Der Umgang von Mobilfunkdaten ist dabei eine Wissenschaft für sich. Zusammen mit Telefónica, der Fraunhofer IAIS sowie MotionTag erforscht civity im Projekt xMND die Anwendungsmöglichkeit dieser Daten für den ÖV. Abdeckung und Ausrichtung der Masten verändern sich fortlaufend und dynamisch. Die Hochrechnung des Datensatzes von der Grundgesamtheit (die jeweiligen Vertragskunden der Mobilfunkanbieter) auf die Gesamtbevölkerung ist eine differenzierte Berechnung, da sie Daten zum Marktanteil der Anbieter nach Bevölkerungsgruppe und Regionen einbindet. Zudem verfügen die beiden in Deutschland aktiven Dienstleister über eine ausgeklügelte Anonymisierung der Daten: Datenpunkte liegen immer in Mindestgrößen von fünf Beobachtungen vor, d. h. unter fünf Bewegungen mit gleichen Attributen werden pro Quell-Ziel-Relation keine Datensätze ausgespielt.

Zur Beurteilung der Einhaltung von Ausgangs- und Reisebeschränkungen können die Standarddaten der Anbieter eine gute Bewertung liefern. So könnte beispielsweise ausgesagt werden, ob das Postleitzahlgebiet 10997, in dem der Görlitzer Park in Berlin liegt, in den vergangenen Tagen ein gleichbleibendes Aufkommen aufwies oder weniger Personen aus anderen Postleitzahlengebieten sich in dieses bewegt haben. Entsprechende Auswertungen finden inzwischen auch bei der Planung von Verkehrsangeboten Anwendung und können Institutionen wie das RKI bei der Bewertung der Lage unterstützen.

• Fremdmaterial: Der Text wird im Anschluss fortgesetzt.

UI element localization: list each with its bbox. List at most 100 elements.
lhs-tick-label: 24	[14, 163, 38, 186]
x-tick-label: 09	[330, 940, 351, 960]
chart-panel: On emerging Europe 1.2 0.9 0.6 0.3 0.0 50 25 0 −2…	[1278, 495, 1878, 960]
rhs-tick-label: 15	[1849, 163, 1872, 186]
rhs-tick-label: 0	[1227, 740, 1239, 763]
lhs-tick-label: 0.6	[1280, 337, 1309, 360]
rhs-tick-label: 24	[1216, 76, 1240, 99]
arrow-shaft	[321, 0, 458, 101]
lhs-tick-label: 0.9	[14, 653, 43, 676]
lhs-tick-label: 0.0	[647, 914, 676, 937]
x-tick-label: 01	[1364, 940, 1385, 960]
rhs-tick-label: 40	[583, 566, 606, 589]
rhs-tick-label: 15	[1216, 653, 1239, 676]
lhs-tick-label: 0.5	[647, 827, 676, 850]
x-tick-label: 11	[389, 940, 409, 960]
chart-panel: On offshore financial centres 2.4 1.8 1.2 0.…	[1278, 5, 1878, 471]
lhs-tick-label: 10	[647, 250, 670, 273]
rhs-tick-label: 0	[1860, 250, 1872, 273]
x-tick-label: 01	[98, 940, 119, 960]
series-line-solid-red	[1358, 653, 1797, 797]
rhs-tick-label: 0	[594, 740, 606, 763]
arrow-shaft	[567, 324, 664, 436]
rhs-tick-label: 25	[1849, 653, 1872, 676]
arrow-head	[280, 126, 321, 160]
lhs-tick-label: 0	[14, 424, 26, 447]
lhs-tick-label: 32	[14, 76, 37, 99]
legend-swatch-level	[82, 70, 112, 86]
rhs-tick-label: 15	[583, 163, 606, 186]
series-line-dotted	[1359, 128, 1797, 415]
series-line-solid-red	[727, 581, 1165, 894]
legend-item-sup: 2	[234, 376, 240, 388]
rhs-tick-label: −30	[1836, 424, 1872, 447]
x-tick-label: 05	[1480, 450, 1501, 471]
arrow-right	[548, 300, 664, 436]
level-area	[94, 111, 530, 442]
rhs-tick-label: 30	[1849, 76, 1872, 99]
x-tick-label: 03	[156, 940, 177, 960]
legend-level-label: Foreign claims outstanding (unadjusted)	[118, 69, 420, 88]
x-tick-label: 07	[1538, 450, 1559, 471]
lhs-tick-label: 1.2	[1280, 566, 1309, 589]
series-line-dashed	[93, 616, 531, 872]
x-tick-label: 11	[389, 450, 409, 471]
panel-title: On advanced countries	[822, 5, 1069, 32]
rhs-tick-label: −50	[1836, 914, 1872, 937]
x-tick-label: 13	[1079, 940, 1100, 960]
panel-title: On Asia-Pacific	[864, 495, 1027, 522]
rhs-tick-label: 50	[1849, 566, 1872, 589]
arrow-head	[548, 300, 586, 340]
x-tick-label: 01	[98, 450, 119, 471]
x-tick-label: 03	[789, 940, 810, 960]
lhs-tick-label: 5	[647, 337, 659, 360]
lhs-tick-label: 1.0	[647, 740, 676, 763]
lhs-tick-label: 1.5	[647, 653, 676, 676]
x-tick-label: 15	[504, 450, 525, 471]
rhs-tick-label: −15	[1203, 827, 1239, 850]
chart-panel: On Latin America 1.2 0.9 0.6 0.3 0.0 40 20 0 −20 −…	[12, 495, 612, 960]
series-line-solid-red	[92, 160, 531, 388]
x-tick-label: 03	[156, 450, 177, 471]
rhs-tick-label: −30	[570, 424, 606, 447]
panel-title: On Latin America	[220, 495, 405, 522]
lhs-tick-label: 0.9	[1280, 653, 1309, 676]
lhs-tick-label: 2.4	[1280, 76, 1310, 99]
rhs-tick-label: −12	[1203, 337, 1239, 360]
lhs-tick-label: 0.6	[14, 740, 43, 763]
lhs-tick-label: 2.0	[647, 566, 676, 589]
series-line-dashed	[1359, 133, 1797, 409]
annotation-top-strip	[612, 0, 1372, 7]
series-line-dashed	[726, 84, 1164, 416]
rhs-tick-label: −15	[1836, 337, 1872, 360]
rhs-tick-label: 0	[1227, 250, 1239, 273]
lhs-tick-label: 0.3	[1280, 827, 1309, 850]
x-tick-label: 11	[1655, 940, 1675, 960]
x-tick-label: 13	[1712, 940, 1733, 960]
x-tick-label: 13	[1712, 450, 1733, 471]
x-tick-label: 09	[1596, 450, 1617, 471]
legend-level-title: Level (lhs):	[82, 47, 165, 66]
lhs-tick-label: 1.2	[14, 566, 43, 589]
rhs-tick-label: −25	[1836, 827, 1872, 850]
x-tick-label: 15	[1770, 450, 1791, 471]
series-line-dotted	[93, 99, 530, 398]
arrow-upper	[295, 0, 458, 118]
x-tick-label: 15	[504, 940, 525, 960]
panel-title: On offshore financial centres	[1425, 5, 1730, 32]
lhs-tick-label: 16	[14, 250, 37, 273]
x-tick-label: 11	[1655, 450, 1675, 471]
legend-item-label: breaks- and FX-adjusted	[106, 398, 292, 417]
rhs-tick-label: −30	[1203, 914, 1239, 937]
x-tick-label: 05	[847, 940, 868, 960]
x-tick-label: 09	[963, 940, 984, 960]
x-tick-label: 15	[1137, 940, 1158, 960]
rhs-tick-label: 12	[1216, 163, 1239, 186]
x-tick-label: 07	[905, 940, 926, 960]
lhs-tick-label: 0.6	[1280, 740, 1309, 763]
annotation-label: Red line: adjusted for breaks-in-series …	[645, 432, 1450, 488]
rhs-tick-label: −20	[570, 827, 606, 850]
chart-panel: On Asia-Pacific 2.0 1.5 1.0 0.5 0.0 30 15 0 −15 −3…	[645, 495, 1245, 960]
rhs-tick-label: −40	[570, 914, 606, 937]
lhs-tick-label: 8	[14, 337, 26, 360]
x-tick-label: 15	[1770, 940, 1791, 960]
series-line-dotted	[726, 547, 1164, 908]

Eine Auswertung personenbezogener Trajektorien würde dagegen, selbst wenn Anbieter den Behörden hier nichtanonymisierte Daten bereitstellen würden, aus methodischer Sicht keinen Mehrwert bieten. Das liegt daran, dass die Abdeckung der Mobilfunkmasten zu grob für eine genaue Bestimmung der direkten Interaktionen auf Einzelpersonenebene ist. Zudem oszillieren die Trajektorien oftmals zwischen den Mobilfunkmasten.

Potential anderer Bewegungsdaten

Daten aus dem Smartphone-Tracking können hier die genaueren Positionsdaten liefern, wobei bei diesem Vorgehen immer das informierte Einverständnis der Nutzer Grundvoraussetzung wäre. Denkbar wäre es, dass einzelne betroffene Personen ihre Google-History-Daten herunterladen und für die Auswertung bereitstellen, so wie der Kartendienstleister Ubilabs es im eigenen Blog beschrieben hat. Bei solchen Anwendungen ist letztendlich auch das Echtzeittracking technisch möglich.

Ähnlich wie Mobilfunkdaten kann man auch FCD als standardisiertes Datenprodukt oder über Dashboards beschaffen. Die Auswertung dieser Daten kann für ländlichere Region bis hin zu Mittelstädten aktuell sinnvoll sein, um Bewegungsmuster zu identifizieren und Ausbreitungspotentiale zu quantifizieren. In Großstädten sinkt die Aussagekraft allerdings aufgrund des sinkenden Modal-Split-Anteils von Privatautos.

Fazit

Die technischen Lösungen für unterstützende Auswertungen zu Eindämmung der Covid-19-Pandemie liegen bereits zum Teil vor, zum Teil entstehen gerade auch neue – aus altruistischen Motiven aber sicherlich auch mit der Beimischung einer Prise Marketing. Insbesondere die Nutzung der an das RKI übergebenden Mobilfunkdaten stellt, sofern die bisher kommunizierten Datenübergaben korrekt sind, keinen Widerspruch zur Datenschutz-Grundverordnung dar – erfordert aber gleichzeitig eine gewisse Datenkompetenz bei den anwendenden Stellen.
Die kommenden Wochen werden zeigen, inwieweit sich weitere Lösungen etablieren und ob diese einen Beitrag zur Eindämmung der Pandemie leisten können.